Acordei mais cedo e consegui fazer um pouco de flexão antes do dia engolir tudo. Pequena vitória logo no começo.
Levei as crianças para a escola, depois peguei um Uber para uma reunião. Terminei e voltei direto para casa, no modo trabalho total. Foco profundo, produtividade alta, zero espaço para exercício e quase nenhum tempo para qualquer outra coisa.
Às 15:30 o Cleyber chegou. Hoje a gente estendeu a sessão e ficou junto por quase uma hora e meia. Foi longa. E foi puxada.

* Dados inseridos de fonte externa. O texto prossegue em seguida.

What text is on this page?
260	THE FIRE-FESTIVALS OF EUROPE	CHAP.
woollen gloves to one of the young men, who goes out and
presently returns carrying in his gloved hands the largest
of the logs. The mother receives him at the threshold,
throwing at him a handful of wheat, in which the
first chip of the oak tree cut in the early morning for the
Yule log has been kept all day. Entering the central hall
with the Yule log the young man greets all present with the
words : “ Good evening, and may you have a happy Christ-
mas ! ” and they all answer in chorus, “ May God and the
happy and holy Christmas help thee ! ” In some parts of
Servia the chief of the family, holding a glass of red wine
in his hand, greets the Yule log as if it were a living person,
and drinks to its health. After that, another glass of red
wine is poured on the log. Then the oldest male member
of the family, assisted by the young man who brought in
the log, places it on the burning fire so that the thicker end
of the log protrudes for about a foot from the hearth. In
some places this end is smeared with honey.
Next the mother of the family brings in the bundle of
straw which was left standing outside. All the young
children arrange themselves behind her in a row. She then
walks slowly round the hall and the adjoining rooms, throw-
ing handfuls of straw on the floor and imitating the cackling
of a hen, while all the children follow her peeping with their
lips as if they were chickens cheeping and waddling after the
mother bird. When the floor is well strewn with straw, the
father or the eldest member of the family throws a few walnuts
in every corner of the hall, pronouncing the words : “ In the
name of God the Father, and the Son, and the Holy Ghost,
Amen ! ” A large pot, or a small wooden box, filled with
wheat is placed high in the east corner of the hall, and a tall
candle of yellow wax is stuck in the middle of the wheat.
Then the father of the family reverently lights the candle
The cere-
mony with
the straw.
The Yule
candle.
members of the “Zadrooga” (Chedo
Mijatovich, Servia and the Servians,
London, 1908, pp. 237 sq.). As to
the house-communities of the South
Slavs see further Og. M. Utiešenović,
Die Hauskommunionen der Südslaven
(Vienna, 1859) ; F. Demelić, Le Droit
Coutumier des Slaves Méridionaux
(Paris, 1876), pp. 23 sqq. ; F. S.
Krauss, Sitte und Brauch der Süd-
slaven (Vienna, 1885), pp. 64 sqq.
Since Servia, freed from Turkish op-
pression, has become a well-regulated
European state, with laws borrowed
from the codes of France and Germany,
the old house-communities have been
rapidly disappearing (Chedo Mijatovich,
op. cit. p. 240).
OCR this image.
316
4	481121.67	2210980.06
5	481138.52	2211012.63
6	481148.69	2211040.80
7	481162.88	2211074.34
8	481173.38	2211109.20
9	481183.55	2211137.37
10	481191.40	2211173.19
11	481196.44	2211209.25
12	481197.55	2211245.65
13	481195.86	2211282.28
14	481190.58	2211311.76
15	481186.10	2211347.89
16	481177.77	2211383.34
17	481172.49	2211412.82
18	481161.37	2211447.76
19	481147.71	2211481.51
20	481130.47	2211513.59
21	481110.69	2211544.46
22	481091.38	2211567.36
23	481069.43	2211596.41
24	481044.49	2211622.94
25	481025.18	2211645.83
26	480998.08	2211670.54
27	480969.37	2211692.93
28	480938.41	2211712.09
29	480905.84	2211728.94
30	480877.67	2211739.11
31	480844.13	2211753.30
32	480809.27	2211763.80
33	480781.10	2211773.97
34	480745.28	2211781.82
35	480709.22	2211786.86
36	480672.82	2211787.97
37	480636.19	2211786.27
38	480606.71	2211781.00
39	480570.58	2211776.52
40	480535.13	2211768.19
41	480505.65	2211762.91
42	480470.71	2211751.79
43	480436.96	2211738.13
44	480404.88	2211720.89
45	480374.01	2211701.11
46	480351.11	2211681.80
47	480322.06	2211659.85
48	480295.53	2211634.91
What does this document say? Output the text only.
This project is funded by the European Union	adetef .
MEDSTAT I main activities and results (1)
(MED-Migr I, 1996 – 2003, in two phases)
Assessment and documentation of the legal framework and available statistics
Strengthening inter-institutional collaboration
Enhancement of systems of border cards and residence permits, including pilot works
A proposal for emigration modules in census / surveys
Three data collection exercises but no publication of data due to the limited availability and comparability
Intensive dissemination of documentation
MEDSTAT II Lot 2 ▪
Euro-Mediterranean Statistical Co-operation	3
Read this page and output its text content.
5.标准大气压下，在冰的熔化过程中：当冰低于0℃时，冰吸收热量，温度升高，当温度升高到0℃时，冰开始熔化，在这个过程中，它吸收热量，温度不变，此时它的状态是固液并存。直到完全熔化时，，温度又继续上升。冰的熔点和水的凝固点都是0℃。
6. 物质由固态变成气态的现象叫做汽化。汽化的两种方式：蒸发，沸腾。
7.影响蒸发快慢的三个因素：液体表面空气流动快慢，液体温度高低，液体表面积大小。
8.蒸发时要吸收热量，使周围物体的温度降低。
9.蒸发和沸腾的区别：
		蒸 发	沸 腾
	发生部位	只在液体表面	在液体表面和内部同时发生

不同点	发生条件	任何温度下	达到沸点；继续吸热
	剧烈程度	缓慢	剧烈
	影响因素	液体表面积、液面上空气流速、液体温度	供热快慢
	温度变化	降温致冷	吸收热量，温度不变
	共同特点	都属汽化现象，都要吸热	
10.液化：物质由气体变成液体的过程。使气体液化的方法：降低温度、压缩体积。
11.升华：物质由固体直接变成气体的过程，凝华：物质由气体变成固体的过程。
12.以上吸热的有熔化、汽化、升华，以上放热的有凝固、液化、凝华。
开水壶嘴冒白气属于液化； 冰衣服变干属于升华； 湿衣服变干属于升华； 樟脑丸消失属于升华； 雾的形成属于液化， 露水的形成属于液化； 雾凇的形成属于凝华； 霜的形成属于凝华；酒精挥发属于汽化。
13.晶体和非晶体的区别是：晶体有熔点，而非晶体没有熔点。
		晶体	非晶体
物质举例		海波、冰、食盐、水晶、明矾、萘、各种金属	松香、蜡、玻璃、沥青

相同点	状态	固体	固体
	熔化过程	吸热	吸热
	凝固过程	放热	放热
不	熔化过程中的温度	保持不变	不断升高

Teve bastante trabalho de perna. Agachamentos, glúteo, panturrilha. Carga de verdade. Aí ele trouxe um detalhe pequeno que mudou o clima inteiro: movimentos de swing com a raquete de tênis. Parece bobo, mas deu um clique. Eu me senti melhor na hora, como se eu estivesse mais perto do meu alvo real. Mais perto de voltar para a quadra.
Depois veio massagem de novo. Flexão, flexão, mais flexão.
152 graus. Ver esse número subir faz diferença. A motivação volta. O esforço passa a fazer sentido.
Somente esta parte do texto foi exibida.